The European Commission decided two of its major tax subsidy cases on Wednesday, October 21, and the rulings could not have been worse for Starbucks and Fiat (FCAM) (h/t Chillin' Competition). These cases can be seen as a barometer of what is to come in the legally similar but much larger case of Apple, where potentially billions of euros could be at stake.
The gist of the three cases is that tax haven subsidiaries of each company (Starbucks (SBUX) in the Netherlands, Fiat in Luxembourg, and Apple in Ireland) were given advance tax rulings by each country that were so removed from economic reality as to constitute illegal subsidies (“state aid” in Euro-speak) under EU competition law. In the Commission's decision, it was emphasized that the artificially low tax bills created by the rulings gave them an unfair competitive advantage over competitors, especially small business (“small and medium-sized enterprises” or “SMEs” in Euro-terminology).
Since the alleged subsidies were not notified to the European Commission in advance as required by EU law, the Commission has ruled that Starbucks and Fiat have to repay the illegal aid to the granting countries, with interest. The decision states that each company will owe € 20-30 million in aid repayments.

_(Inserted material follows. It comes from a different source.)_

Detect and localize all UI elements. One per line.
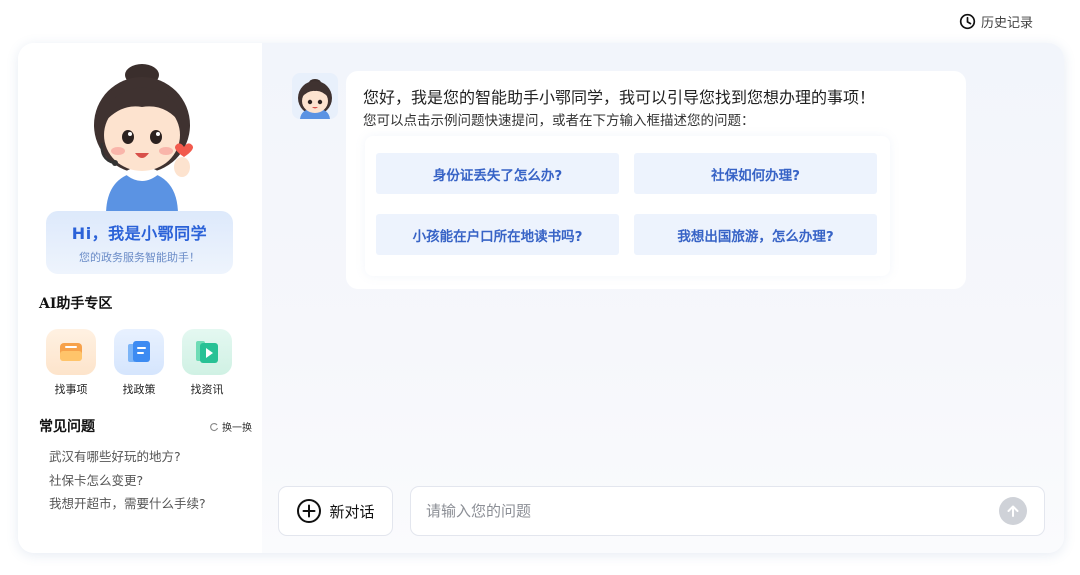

Of course, both of these cases will be appealed to the European court system, all the way to the Court of Justice of the European Union (CJEU), the highest court in the EU. Tax haven shenanigans are built into the economic structure of both Luxembourg and the Netherlands, and the two countries will do everything they can to maintain the status quo. The Apple (AAPL) is much bigger, because it goes back all the way to 1991, and some estimates have put its tax savings at billions per year. If Apple loses, and I think it will, we can again be assured that the case will be appealed to the CJEU.
If the Commission makes these decisions stand up on appeal, it will dramatically change the shape of tax havens in Europe (including Switzerland, which the EU holds as being subject to the state aid rules through its free trade agreement). It won't put them out of business, because the decisions pertain to corporate income tax rather than personal income tax, but the amount of revenue lost on the corporate tax alone is a very big deal.